Bei einer Prüfung der Bücher des bis März 2001 von Gottfried Schreiner geleiten Vereins (er wurde dann von dem Losheimer Bauunternehmer Kurt Josef Reinert abgelöst) wurden haarstäubende Mängel in Schreiners Zeit festgestellt. Seiten in den Büchern waren herausgerissen und Nachweise von Kassenbeständen fehlten. Am Wochenende des größten Pilgerandrangs soll nicht mehr eingenommen worden sein als an gewöhnlichen Tagen.
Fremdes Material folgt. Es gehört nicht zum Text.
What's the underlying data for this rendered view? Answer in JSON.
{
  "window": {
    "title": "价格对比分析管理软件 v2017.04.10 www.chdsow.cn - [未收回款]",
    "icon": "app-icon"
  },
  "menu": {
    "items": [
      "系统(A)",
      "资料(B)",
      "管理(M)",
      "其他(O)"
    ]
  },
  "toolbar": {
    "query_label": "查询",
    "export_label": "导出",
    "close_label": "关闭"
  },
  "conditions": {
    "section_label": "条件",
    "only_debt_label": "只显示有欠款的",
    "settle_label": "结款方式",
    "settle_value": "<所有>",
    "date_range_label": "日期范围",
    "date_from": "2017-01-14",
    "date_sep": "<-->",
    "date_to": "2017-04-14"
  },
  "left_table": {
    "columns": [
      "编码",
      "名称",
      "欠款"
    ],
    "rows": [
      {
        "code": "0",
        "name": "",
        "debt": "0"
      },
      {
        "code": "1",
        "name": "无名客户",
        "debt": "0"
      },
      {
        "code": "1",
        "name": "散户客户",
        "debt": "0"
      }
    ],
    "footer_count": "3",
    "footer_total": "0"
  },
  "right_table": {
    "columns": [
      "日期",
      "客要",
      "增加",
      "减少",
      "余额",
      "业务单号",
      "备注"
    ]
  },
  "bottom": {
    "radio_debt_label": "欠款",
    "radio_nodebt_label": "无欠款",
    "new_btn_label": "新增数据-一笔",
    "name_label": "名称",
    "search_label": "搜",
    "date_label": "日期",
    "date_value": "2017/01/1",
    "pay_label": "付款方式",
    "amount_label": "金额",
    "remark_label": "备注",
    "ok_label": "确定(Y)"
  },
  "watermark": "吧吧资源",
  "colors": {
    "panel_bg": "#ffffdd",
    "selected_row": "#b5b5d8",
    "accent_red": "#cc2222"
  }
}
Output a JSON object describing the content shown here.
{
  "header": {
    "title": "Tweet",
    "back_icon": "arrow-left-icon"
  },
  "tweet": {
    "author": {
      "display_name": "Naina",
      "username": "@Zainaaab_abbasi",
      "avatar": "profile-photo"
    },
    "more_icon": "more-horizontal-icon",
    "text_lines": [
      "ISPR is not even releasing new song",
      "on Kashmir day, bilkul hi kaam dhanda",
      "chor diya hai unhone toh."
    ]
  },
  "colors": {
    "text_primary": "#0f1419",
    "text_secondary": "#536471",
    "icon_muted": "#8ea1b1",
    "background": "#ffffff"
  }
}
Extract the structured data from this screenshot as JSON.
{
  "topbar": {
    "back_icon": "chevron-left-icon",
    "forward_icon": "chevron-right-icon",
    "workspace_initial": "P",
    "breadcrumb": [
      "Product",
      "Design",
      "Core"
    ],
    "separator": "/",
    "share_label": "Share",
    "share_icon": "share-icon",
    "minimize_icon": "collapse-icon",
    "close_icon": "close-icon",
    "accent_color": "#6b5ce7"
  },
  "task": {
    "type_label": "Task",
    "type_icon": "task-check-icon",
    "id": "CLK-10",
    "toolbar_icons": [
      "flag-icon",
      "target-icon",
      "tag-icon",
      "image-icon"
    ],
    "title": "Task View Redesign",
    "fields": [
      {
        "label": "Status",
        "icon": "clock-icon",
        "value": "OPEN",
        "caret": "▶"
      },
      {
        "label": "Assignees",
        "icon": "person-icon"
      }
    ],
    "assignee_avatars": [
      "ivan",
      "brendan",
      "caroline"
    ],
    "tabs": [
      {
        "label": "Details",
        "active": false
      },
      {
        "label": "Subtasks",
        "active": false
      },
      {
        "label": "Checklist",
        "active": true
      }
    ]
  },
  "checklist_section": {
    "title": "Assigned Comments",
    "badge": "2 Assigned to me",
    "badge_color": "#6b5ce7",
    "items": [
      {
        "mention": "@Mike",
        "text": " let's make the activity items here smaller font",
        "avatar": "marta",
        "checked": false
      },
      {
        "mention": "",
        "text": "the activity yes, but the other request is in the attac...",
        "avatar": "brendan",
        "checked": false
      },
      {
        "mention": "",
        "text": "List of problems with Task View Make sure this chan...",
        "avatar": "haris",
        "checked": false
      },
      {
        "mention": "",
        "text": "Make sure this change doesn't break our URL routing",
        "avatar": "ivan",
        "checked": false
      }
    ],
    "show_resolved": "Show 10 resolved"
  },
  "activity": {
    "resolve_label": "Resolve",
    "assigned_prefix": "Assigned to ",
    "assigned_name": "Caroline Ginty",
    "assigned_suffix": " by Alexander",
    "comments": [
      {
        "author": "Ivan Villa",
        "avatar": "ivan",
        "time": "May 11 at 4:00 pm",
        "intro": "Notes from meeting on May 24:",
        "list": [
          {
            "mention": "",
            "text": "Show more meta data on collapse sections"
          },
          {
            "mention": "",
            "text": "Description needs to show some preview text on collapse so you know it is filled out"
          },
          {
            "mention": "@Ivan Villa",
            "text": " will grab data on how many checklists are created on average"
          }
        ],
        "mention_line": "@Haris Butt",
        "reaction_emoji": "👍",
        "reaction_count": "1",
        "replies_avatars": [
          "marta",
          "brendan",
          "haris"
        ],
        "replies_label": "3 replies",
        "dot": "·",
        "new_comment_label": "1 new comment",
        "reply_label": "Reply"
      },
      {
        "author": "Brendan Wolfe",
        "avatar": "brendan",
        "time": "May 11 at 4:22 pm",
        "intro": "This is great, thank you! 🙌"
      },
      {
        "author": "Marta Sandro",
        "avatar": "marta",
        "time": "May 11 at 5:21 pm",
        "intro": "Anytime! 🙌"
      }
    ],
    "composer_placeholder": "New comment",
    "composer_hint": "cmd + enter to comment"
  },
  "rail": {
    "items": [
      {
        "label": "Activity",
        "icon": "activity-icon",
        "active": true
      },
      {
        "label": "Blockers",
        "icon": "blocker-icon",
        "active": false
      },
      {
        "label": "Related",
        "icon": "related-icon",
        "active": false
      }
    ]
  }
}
Bürgermeister Werner Laub will nun zusammen mit derr Kirchengemeine eine "stabile Ordnung" an der Maria-Verehrungsstätte sorgen. Für's erste wird die Zivilgemeinde selbst die Rolle des Hausherrn übernehmen.
"Warum schweigt der Trierer Bischof?" fragt Guido Peters in der Saarbrücker Zeitung vom 29. Januar 2004. "Wir bemühen uns, dass es keine Ewigkeit mehr dauert", kommentierte der Leiter des bischöflichen Gerichtswesens, Klaus Peters die Frage, wann endlich ein Urteil von Diozösan-Bischof Reinhard Marx über die angeblichen Erscheinungen von 1999 zu erwarten sei. Er leitet die Arbeitsgruppe, die die Schache untersucht. Zehn Aktenordner hat die Arbeitsgruppe bisher zusammengetragen. Das Ergebnis soll "möglichst bald" in einem Abschlussbericht zusammengefasst werden. Genaueres verlautet nicht aus Trier. Man betont jedoch, dass Marpingen "ein Ort des Gebets" sei. Diese Meinung wird auch von dem neuen Trierer Weihbischof Robert Brahm und Werner Laub vertreten. Eine Mio. Euro möchte er in den infrastruktuellen Ausbau des Härtelwaldes stecken, wobei 70% des Geldes aus EU-Töpfen kommen sollen. Das Tourismus-Institut Trier hat Marpingen eine "spirituelle Einzigartigkeit" bescheinigt. Trotzdem möchte man auch weltliche Dinge wie Wellness-Center errichten. "Einen Rummelplatz wird es dort aber nicht geben", betont Laub. Immerhin. Der emerierte Saarbrücker Theologie-Professor Gotthold Hasenhüttl wertet den Marpinger Pilger-Tourismus als "Geschäftemacherei mit pseudo-religiösen Erfahrungen". Dem möchte man sich anschließen. Hasenhüttls Vermutung geht dahin, dass die Trierer Amtskirche auf Jahre hinaus keine Entscheidungen zu den Vorgängen im Härtelwald treffen werde, weil dort "der kirchliche Hierarchie-Anspruch" nicht in Frage gestellt würde.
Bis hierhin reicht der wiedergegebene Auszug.